On April 29th I attended an event organised jointly by the Parkinson’s Disease Society, the Alzheimer’s Association, the British Heart Foundation and others, under the aegis of the UK Biosciences Federation. The event coincided with the parliament’s consideration of a new regulation on animal testing for medical purposes, and of course we MEPs have been besieged by organised letter and e-mail campaigns calling for a unilateral end to all animal experiments.
Several key points emerged at the event I attended, and they are worth keeping in mind.
Firstly, virtually all major advances in health care in the last century have depended on animal research. Don’t take my word for it — that’s a quote from the Department of Health. I have a list in front of me of breakthroughs that have been based on animal experiments, and it’s far to long to reproduce here, but it includes the malaria lifecycle, smallpox vaccine, corneal transplants (I’ve had two), blood transfusions, kidney dialysis, polio vaccine, cardiac pacemakers, heart transplants, hepatitis C vaccines, bird flu vaccine, stem cell and gene therapy. Human health care has benefitted hugely from animal experiments.
Secondly, the benefits are not just for humans but for animals too. It’s estimated that between 15 and 20% of all animal research is about curing animal diseases, and creating veterinary medicines. Animal experiments have been vital not only for human healthcare, but for animal welfare as well.
Thirdly, the effect of a total EU ban would simply be to move essential research elsewhere.
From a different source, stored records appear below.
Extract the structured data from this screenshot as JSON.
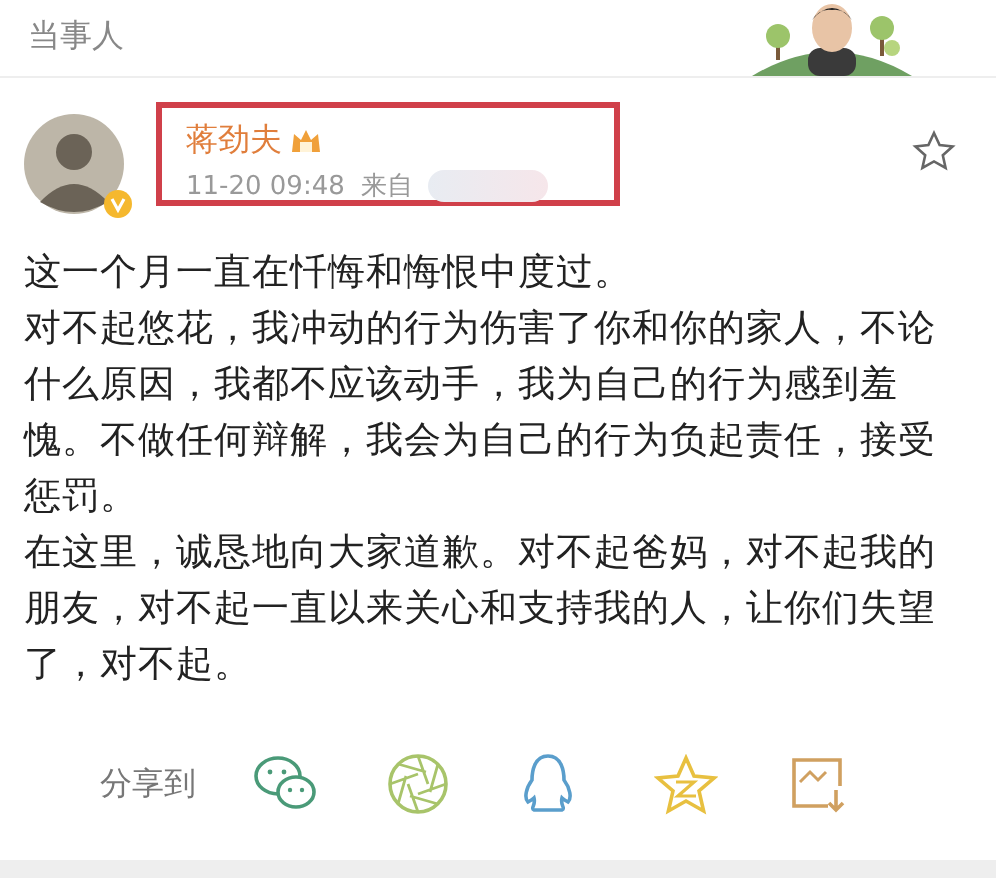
{
  "section": {
    "title": "当事人"
  },
  "post": {
    "author": "蒋劲夫",
    "time": "11-20 09:48",
    "source_prefix": "来自",
    "starred": false,
    "highlighted": true,
    "paragraphs": [
      "这一个月一直在忏悔和悔恨中度过。",
      "对不起悠花，我冲动的行为伤害了你和你的家人，不论什么原因，我都不应该动手，我为自己的行为感到羞愧。不做任何辩解，我会为自己的行为负起责任，接受惩罚。",
      "在这里，诚恳地向大家道歉。对不起爸妈，对不起我的朋友，对不起一直以来关心和支持我的人，让你们失望了，对不起。"
    ]
  },
  "share": {
    "label": "分享到",
    "targets": [
      {
        "kind": "wechat"
      },
      {
        "kind": "moments"
      },
      {
        "kind": "qq"
      },
      {
        "kind": "qzone"
      },
      {
        "kind": "save"
      }
    ]
  }
}
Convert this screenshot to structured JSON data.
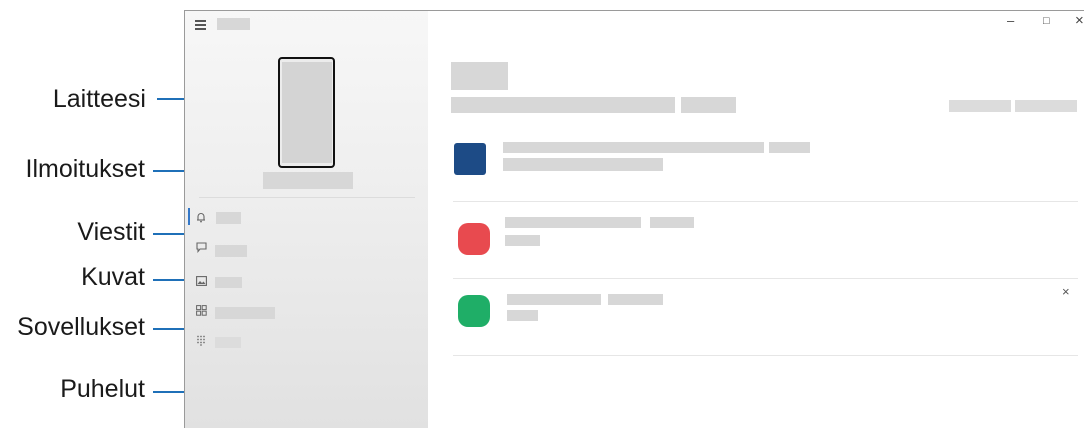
{
  "callouts": {
    "devices": "Laitteesi",
    "notifications": "Ilmoitukset",
    "messages": "Viestit",
    "photos": "Kuvat",
    "apps": "Sovellukset",
    "calls": "Puhelut"
  },
  "window_controls": {
    "minimize": "–",
    "maximize": "□",
    "close": "×"
  },
  "notification_dismiss": "×",
  "icons": {
    "menu": "hamburger-menu-icon",
    "notifications": "bell-icon",
    "messages": "chat-bubble-icon",
    "photos": "image-icon",
    "apps": "apps-grid-icon",
    "calls": "dialpad-icon"
  },
  "colors": {
    "accent": "#1f70b8",
    "app_blue": "#1d4b86",
    "app_red": "#e84a4f",
    "app_green": "#1fae67"
  }
}
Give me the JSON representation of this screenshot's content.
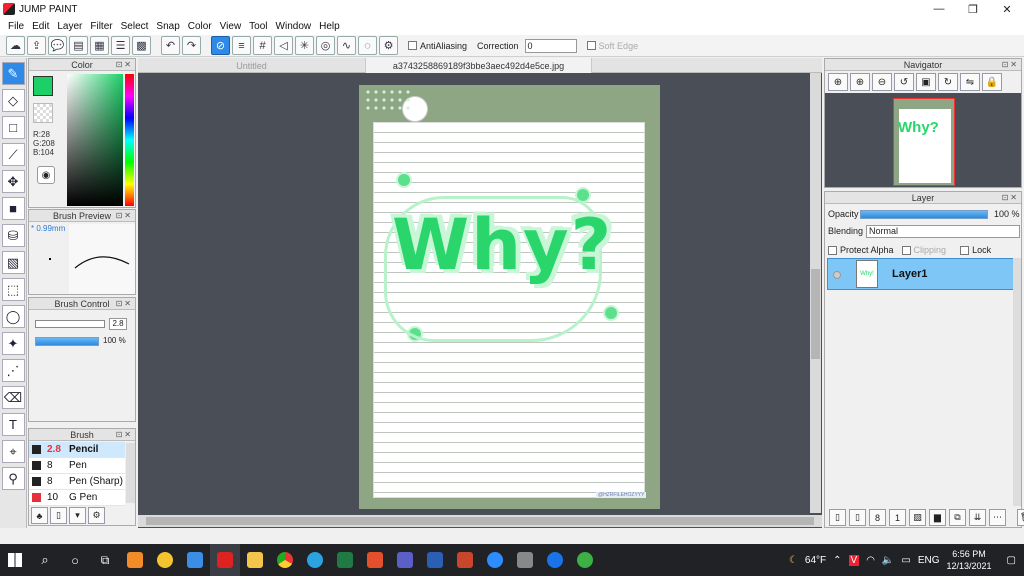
{
  "window": {
    "title": "JUMP PAINT",
    "minimize": "—",
    "maximize": "❐",
    "close": "✕"
  },
  "menu": [
    "File",
    "Edit",
    "Layer",
    "Filter",
    "Select",
    "Snap",
    "Color",
    "View",
    "Tool",
    "Window",
    "Help"
  ],
  "toolbar": {
    "antialiasing_label": "AntiAliasing",
    "correction_label": "Correction",
    "correction_value": "0",
    "soft_edge_label": "Soft Edge"
  },
  "color_panel": {
    "title": "Color",
    "r": "R:28",
    "g": "G:208",
    "b": "B:104",
    "foreground": "#1cd068"
  },
  "brush_preview": {
    "title": "Brush Preview",
    "size": "* 0.99mm"
  },
  "brush_control": {
    "title": "Brush Control",
    "size_value": "2.8",
    "opacity_value": "100 %",
    "opacity": 1.0
  },
  "brush_list": {
    "title": "Brush",
    "items": [
      {
        "size": "2.8",
        "name": "Pencil",
        "color": "#222222"
      },
      {
        "size": "8",
        "name": "Pen",
        "color": "#222222"
      },
      {
        "size": "8",
        "name": "Pen (Sharp)",
        "color": "#222222"
      },
      {
        "size": "10",
        "name": "G Pen",
        "color": "#e8303a"
      }
    ]
  },
  "doc_tabs": [
    "Untitled",
    "a3743258869189f3bbe3aec492d4e5ce.jpg"
  ],
  "artwork": {
    "text": "Why?",
    "signature": "@HZRFILEHOZYYY"
  },
  "navigator": {
    "title": "Navigator"
  },
  "layer_panel": {
    "title": "Layer",
    "opacity_label": "Opacity",
    "opacity_value": "100 %",
    "opacity": 1.0,
    "blending_label": "Blending",
    "blending_value": "Normal",
    "protect_alpha": "Protect Alpha",
    "clipping": "Clipping",
    "lock": "Lock",
    "layers": [
      {
        "name": "Layer1"
      }
    ],
    "thumb_text": "Why!"
  },
  "taskbar": {
    "weather": "64°F",
    "language": "ENG",
    "time": "6:56 PM",
    "date": "12/13/2021"
  }
}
This would damage science and research in EU countries — it might well cause pharmaceutical companies to move other operations offshore as well, costing jobs and investment. But it would also move animal testing to jurisdictions with lower welfare standards than those already existing in the EU. This is the critical point: a total ban on animal experiments in the EU would result in more animal suffering, not less. And quite possibly it would result in poorer science as well.
Of course just about everyone agrees that animal testing should be minimised. The European parliament has done a great deal of work to promote and encourage non-animal testing methods. There has been great progress on non-animal testing methods. And everyone agrees that the testing we do should be done as humanely as possible. The controls and restrictions and certification régimes already in place on animal testing are extremely rigorous. But as of today, there is an irreducible minimum of animal testing which must continue, both for research on Parkinson’s and Alzheimer’s, and for a range of other diseases and techniques. And that research is vital for both human health and animal welfare.